The recruited engineer will be in charge of adapting the existing data stream processing experimental platform to integrate energy measurement functionalities and support a broader range of workloads and application scenarios. The resulting system will be used to quantify the respective energy savings that may be expected from vertical and horizontal scaling techniques when the incoming data workload varies over time and/or when different costs for energy exist in different parts of the infrastructure.

 

This offer is advertised for an engineer position, with a duration of 12 months. If the work makes good progress there will be a possibility to extend it with a 3-years PhD student position.

 

[1] Hamidreza Arkian, Guillaume Pierre, Johan Tordsson and Erik Elmroth : An Experiment-Driven Performance Model of Stream Processing Operators in Fog Computing Environments. In Proc. ACM SAC, March 2020. https://hal.inria.fr/hal-02394396

[2] Hamidreza Arkian, Guillaume Pierre, Johan Tordsson and Erik Elmroth : Model-based Stream Processing Auto-scaling in Geo-Distributed Environments. In Proc. ICCCN, July 2021. https://hal.inria.fr/hal-03206689

[3] Guillaume Fieni, Romain Rouvoy et Lionel Seinturier : SmartWatts : Self-Calibrating Software-Defined Power Meter for Containers. In Proc. CCGRID, 2020. https://hal.inria.fr/hal-02470128.

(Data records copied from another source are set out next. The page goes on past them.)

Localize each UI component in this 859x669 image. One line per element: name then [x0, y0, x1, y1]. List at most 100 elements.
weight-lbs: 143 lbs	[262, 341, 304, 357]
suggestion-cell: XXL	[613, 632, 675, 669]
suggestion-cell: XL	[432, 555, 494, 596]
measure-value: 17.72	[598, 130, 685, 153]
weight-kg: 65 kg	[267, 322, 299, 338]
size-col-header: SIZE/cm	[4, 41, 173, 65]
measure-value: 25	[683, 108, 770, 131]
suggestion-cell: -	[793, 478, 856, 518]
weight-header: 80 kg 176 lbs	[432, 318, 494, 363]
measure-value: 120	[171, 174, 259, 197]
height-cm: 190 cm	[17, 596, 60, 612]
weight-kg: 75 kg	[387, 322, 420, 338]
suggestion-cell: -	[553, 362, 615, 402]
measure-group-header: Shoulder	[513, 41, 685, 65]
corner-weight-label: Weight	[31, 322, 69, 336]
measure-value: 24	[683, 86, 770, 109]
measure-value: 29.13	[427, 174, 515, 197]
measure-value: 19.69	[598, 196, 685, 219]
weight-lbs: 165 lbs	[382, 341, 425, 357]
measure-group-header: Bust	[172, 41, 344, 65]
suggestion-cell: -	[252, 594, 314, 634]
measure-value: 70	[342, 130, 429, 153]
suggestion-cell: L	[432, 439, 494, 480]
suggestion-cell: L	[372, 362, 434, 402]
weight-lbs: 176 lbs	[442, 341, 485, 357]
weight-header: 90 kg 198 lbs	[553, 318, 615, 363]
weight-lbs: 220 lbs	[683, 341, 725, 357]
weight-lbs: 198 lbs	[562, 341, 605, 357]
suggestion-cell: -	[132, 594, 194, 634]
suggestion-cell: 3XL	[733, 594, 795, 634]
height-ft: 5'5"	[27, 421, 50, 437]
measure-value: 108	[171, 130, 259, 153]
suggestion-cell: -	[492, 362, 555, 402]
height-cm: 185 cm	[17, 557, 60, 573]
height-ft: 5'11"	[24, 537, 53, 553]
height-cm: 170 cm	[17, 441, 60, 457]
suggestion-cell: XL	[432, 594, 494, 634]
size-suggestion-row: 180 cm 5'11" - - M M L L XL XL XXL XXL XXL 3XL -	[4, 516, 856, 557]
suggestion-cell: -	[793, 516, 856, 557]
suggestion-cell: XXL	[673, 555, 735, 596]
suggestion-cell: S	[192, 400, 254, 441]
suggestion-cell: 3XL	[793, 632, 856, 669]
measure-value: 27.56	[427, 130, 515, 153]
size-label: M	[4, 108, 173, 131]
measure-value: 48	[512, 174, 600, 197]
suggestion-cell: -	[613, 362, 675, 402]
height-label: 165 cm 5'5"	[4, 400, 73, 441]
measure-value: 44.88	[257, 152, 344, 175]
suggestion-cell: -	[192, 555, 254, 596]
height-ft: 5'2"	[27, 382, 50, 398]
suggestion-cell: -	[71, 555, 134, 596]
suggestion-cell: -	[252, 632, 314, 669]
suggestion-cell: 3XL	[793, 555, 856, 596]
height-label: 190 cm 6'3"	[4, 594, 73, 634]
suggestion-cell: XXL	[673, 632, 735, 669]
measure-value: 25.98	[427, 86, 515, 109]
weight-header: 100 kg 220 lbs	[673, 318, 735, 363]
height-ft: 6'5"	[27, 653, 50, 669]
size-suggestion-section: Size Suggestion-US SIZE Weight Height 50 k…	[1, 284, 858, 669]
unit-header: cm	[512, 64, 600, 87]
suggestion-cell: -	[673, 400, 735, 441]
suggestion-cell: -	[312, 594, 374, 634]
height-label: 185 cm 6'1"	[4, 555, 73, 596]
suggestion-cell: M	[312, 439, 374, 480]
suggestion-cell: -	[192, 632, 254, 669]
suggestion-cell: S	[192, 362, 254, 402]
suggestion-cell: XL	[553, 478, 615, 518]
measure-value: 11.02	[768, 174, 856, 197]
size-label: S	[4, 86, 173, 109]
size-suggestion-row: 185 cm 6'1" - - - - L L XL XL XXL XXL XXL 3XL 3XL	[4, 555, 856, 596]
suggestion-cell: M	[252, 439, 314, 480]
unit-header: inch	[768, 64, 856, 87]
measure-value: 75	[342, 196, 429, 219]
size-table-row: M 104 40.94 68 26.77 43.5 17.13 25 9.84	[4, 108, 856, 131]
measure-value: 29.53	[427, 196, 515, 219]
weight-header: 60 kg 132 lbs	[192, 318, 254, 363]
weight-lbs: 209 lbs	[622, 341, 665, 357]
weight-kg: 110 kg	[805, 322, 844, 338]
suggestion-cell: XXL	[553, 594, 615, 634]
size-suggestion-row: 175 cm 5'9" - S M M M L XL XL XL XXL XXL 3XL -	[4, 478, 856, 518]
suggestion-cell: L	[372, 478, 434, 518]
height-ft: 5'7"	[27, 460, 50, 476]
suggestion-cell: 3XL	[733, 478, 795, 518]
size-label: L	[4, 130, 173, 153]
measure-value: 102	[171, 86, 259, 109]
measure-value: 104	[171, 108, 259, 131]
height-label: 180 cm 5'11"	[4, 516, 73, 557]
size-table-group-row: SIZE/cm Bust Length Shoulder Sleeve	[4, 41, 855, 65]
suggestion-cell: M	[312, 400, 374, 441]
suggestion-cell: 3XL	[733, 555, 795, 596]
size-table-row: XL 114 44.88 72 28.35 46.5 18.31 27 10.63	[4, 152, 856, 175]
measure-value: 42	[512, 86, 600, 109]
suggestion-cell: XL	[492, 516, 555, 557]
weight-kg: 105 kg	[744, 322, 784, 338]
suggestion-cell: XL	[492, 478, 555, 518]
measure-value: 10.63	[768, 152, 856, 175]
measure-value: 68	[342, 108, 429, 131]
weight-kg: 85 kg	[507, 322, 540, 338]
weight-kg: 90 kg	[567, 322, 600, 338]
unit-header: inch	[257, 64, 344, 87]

[4] Aurélien Havet, Rafael Pires, Pascal Felber, Marcelo Pasin, Romain Rouvoy et Valerio Schiavoni. SecureStreams : A Reactive Middleware Framework for Secure Data Stream Processing. In Proc. ACM DEBS, 2017. https://hal.inria.fr/hal-01510699v2.

Main activities

Main activities (5 maximum) :

  • Integrate the experimental stream processing testbed in a cloud environment
  • Integrate energy measurements in the platform
  • Extend the platform to support a broader range of workloads and application scenarios
  • Perform experiments to quantify the respective energy savings from vertical and horizontal scaling techniques

 

Skills

  • A master degree in distributed systems and/or Cloud computing.

  • Excellent programming skills in Linux environments.

  • Excellent communication and writing skills.

  • Good command of English.

  • Knowledge of the following technologies is not mandatory but will be considered as a plus:

    • Cloud resource scheduling

    • Distributed container systems: Kubernetes, Docker Swarm.

    • Single-board computers such as Raspberry PI

    • Python and shell scripting

    • Revision control systems: git, svn.

    • Linux distributions: Debian, Ubuntu.

Benefits package

  • Subsidized meals
  • Partial reimbursement of public transport costs
  • Leave: 7 weeks of annual leave + 10 extra days off due to RTT (statutory reduction in working hours)
  • Possibility of teleworking and flexible organization of working hours
  • Professional equipment available (videoconferencing, loan of computer equipment, etc.)
  • Social, cultural and sports events and activities
  • Access to vocational training
  • Social security coverage

Remuneration

Monthly gross salary from 2562 euros according to diploma and experience.